Jeder Beschwerdeführer hat die Kosten seines Rechtsmittels zu tragen.
Vorinstanzen
Landgericht Bad Kreuznach, 30. September 1985
Rubrum
BUNDESGERICHTSHOF BESCHLUSS 2 StR 166/86 vom 21. April 1986 in der Strafsache gegen
1. Heinz Josef ██ aus ████████████████, dort geboren am █████████ 1953, zur Zeit in Untersuchungshaft,
2. Michael ██ aus ███, dort geboren am ████████ 1965, zur Zeit in Untersuchungshaft,
3. Richard Albert Oswald ███ dort geboren am ██████ 1961, zur Zeit in Untersuchungshaft,
wegen schweren Raubes u. a.
Der 2. Strafsenat des Bundesgerichtshofs hat am 21. April 1986 gemäß § 349 Abs. 2 bis 4 StPO einstimmig
Tenor
Auf die Revision des Angeklagten █████ wird das Urteil des Landgerichts Bad Kreuznach vom 30. September 1985, soweit es ihn betrifft, im Strafausspruch mit den zugehörigen Feststellungen aufgehoben. Insoweit wird die Sache zur neuen Verhandlung und Entscheidung, auch über die Kosten des Rechtsmittels, an eine andere Jugendkammer des Landgerichts zurückverwiesen.
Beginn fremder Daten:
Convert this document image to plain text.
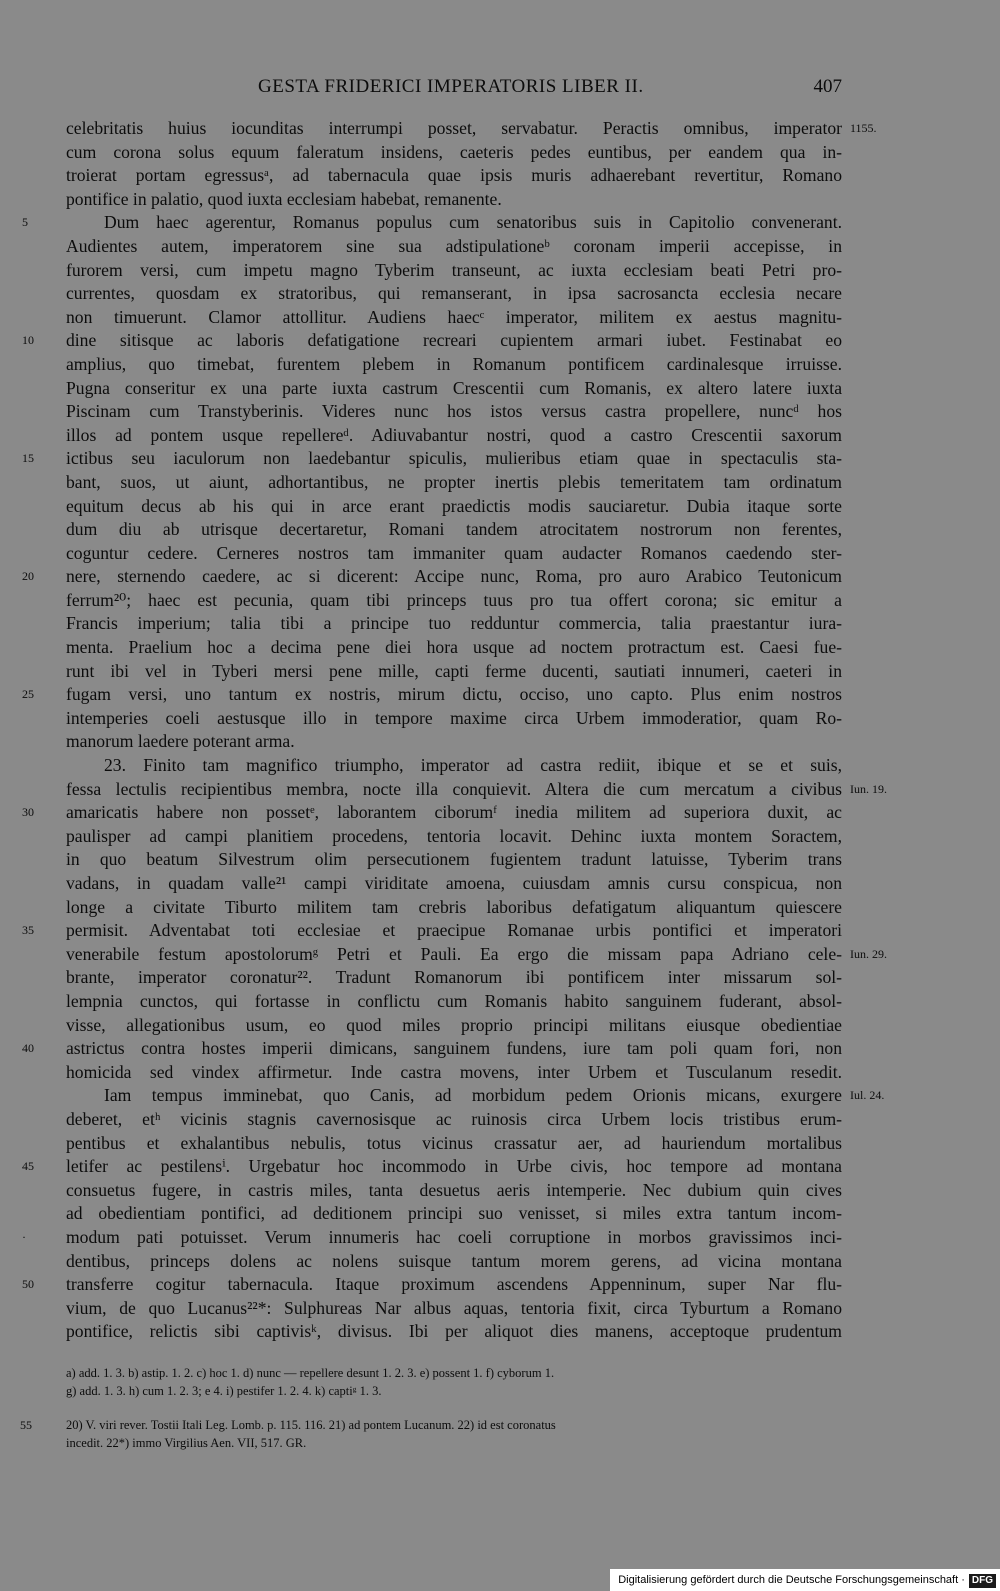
GESTA FRIDERICI IMPERATORIS LIBER II.	407
celebritatis huius iocunditas interrumpi posset, servabatur. Peractis omnibus, imperator 1155.
cum corona solus equum faleratum insidens, caeteris pedes euntibus, per eandem qua in-
troierat portam egressusᵃ, ad tabernacula quae ipsis muris adhaerebant revertitur, Romano
pontifice in palatio, quod iuxta ecclesiam habebat, remanente.
5	Dum haec agerentur, Romanus populus cum senatoribus suis in Capitolio convenerant.
Audientes autem, imperatorem sine sua adstipulationeᵇ coronam imperii accepisse, in
furorem versi, cum impetu magno Tyberim transeunt, ac iuxta ecclesiam beati Petri pro-
currentes, quosdam ex stratoribus, qui remanserant, in ipsa sacrosancta ecclesia necare
non timuerunt. Clamor attollitur. Audiens haecᶜ imperator, militem ex aestus magnitu-
10	dine sitisque ac laboris defatigatione recreari cupientem armari iubet. Festinabat eo
amplius, quo timebat, furentem plebem in Romanum pontificem cardinalesque irruisse.
Pugna conseritur ex una parte iuxta castrum Crescentii cum Romanis, ex altero latere iuxta
Piscinam cum Transtyberinis. Videres nunc hos istos versus castra propellere, nuncᵈ hos
illos ad pontem usque repellereᵈ. Adiuvabantur nostri, quod a castro Crescentii saxorum
15	ictibus seu iaculorum non laedebantur spiculis, mulieribus etiam quae in spectaculis sta-
bant, suos, ut aiunt, adhortantibus, ne propter inertis plebis temeritatem tam ordinatum
equitum decus ab his qui in arce erant praedictis modis sauciaretur. Dubia itaque sorte
dum diu ab utrisque decertaretur, Romani tandem atrocitatem nostrorum non ferentes,
coguntur cedere. Cerneres nostros tam immaniter quam audacter Romanos caedendo ster-
20	nere, sternendo caedere, ac si dicerent: Accipe nunc, Roma, pro auro Arabico Teutonicum
ferrum²⁰; haec est pecunia, quam tibi princeps tuus pro tua offert corona; sic emitur a
Francis imperium; talia tibi a principe tuo redduntur commercia, talia praestantur iura-
menta. Praelium hoc a decima pene diei hora usque ad noctem protractum est. Caesi fue-
runt ibi vel in Tyberi mersi pene mille, capti ferme ducenti, sautiati innumeri, caeteri in
25	fugam versi, uno tantum ex nostris, mirum dictu, occiso, uno capto. Plus enim nostros
intemperies coeli aestusque illo in tempore maxime circa Urbem immoderatior, quam Ro-
manorum laedere poterant arma.
23. Finito tam magnifico triumpho, imperator ad castra rediit, ibique et se et suis,
fessa lectulis recipientibus membra, nocte illa conquievit. Altera die cum mercatum a civibus Iun. 19.
30	amaricatis habere non possetᵉ, laborantem ciborumᶠ inedia militem ad superiora duxit, ac
paulisper ad campi planitiem procedens, tentoria locavit. Dehinc iuxta montem Soractem,
in quo beatum Silvestrum olim persecutionem fugientem tradunt latuisse, Tyberim trans
vadans, in quadam valle²¹ campi viriditate amoena, cuiusdam amnis cursu conspicua, non
longe a civitate Tiburto militem tam crebris laboribus defatigatum aliquantum quiescere
35	permisit. Adventabat toti ecclesiae et praecipue Romanae urbis pontifici et imperatori
venerabile festum apostolorumᵍ Petri et Pauli. Ea ergo die missam papa Adriano cele- Iun. 29.
brante, imperator coronatur²². Tradunt Romanorum ibi pontificem inter missarum sol-
lempnia cunctos, qui fortasse in conflictu cum Romanis habito sanguinem fuderant, absol-
visse, allegationibus usum, eo quod miles proprio principi militans eiusque obedientiae
40	astrictus contra hostes imperii dimicans, sanguinem fundens, iure tam poli quam fori, non
homicida sed vindex affirmetur. Inde castra movens, inter Urbem et Tusculanum resedit.
Iam tempus imminebat, quo Canis, ad morbidum pedem Orionis micans, exurgere Iul. 24.
deberet, etʰ vicinis stagnis cavernosisque ac ruinosis circa Urbem locis tristibus erum-
pentibus et exhalantibus nebulis, totus vicinus crassatur aer, ad hauriendum mortalibus
45	letifer ac pestilensⁱ. Urgebatur hoc incommodo in Urbe civis, hoc tempore ad montana
consuetus fugere, in castris miles, tanta desuetus aeris intemperie. Nec dubium quin cives
ad obedientiam pontifici, ad deditionem principi suo venisset, si miles extra tantum incom-
·	modum pati potuisset. Verum innumeris hac coeli corruptione in morbos gravissimos inci-
dentibus, princeps dolens ac nolens suisque tantum morem gerens, ad vicina montana
50	transferre cogitur tabernacula. Itaque proximum ascendens Appenninum, super Nar flu-
vium, de quo Lucanus²²*: Sulphureas Nar albus aquas, tentoria fixit, circa Tyburtum a Romano
pontifice, relictis sibi captivisᵏ, divisus. Ibi per aliquot dies manens, acceptoque prudentum
a) add. 1. 3. b) astip. 1. 2. c) hoc 1. d) nunc — repellere desunt 1. 2. 3. e) possent 1. f) cyborum 1.
g) add. 1. 3. h) cum 1. 2. 3; e 4. i) pestifer 1. 2. 4. k) captiᵍ 1. 3.
55	20) V. viri rever. Tostii Itali Leg. Lomb. p. 115. 116. 21) ad pontem Lucanum. 22) id est coronatus
incedit. 22*) immo Virgilius Aen. VII, 517. GR.
Digitalisierung gefördert durch die Deutsche Forschungsgemeinschaft · DFG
Die weitergehende Revision des Angeklagten █████ wird verworfen.
Gründe
II.
Die Revisionen der Angeklagten █ und ████, mit denen sie die Verletzung sachlichen Rechts rügen, sind unbegründet, da die Nachprüfung des Urteils auf Grund der Revisionsrechtfertigungen keinen Rechtsfehler zum Nachteil dieser Angeklagten ergeben hat (§ 349 Abs. 2 StPO).
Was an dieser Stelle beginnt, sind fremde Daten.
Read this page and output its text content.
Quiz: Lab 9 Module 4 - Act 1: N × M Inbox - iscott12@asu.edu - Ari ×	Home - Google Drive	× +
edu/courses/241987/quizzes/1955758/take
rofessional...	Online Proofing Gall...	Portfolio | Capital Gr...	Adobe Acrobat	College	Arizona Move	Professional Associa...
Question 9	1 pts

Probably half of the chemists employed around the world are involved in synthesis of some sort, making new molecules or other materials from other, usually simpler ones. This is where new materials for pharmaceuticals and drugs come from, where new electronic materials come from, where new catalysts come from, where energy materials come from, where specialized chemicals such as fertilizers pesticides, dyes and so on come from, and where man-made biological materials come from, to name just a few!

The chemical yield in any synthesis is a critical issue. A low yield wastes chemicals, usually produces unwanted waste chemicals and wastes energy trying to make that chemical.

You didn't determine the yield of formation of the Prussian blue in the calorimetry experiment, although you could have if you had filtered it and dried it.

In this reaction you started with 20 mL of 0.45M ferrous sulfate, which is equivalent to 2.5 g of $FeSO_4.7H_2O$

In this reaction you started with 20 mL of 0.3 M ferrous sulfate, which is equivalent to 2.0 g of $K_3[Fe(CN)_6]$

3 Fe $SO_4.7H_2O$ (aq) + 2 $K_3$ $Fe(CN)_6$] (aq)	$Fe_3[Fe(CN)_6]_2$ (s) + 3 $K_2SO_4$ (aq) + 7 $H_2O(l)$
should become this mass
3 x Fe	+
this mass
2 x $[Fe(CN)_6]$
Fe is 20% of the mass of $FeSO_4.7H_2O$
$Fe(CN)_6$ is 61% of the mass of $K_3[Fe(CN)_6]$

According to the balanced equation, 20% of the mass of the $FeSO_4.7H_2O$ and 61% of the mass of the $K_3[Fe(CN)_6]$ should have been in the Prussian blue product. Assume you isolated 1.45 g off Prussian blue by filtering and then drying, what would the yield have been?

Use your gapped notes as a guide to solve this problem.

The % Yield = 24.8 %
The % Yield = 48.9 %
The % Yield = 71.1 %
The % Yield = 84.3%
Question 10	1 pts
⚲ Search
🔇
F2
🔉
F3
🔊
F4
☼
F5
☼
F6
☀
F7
Die Revision des Angeklagten █████, die in Ermangelung einer entsprechenden Ermächtigung des Pflichtverteidigers nicht wirksam auf den Strafausspruch beschränkt worden ist, hat zum Schuldspruch keinen Erfolg, da es insoweit an begründenden Ausführungen in der Revisionsrechtfertigung fehlt. Sein Rechtsmittel führt jedoch zur Aufhebung des Strafausspruchs und der zugehörigen Feststellungen, weil das Landgericht bei der Bemessung der Jugendstrafe entgegen § 18 Abs. 2 JGG den vorrangig zu berücksichtigenden Erziehungsgedanken außer Betracht gelassen hat (vgl. NStZ 1984, 508 Nr. 6; BGH, Beschlüsse vom 25. September 1984 – 4 StR 416/85 und 29. Oktober 1985 – 1 StR 444/85).
Jeder Beschwerdeführer hat die Kosten seines Rechtsmittels zu tragen.
Das Landgericht hat die Angeklagten des räuberischen Angriffs auf Kraftfahrer in Tateinheit mit schwerem Raub und Freiheitsberaubung schuldig gesprochen.
Gegen den Angeklagten ██ hat es eine Freiheitsstrafe von sechs Jahren und sechs Monaten, gegen den Angeklagten █ eine Freiheitsstrafe von acht Jahren und gegen den Angeklagten ████ eine Jugendstrafe von vier Jahren und sechs Monaten verhängt.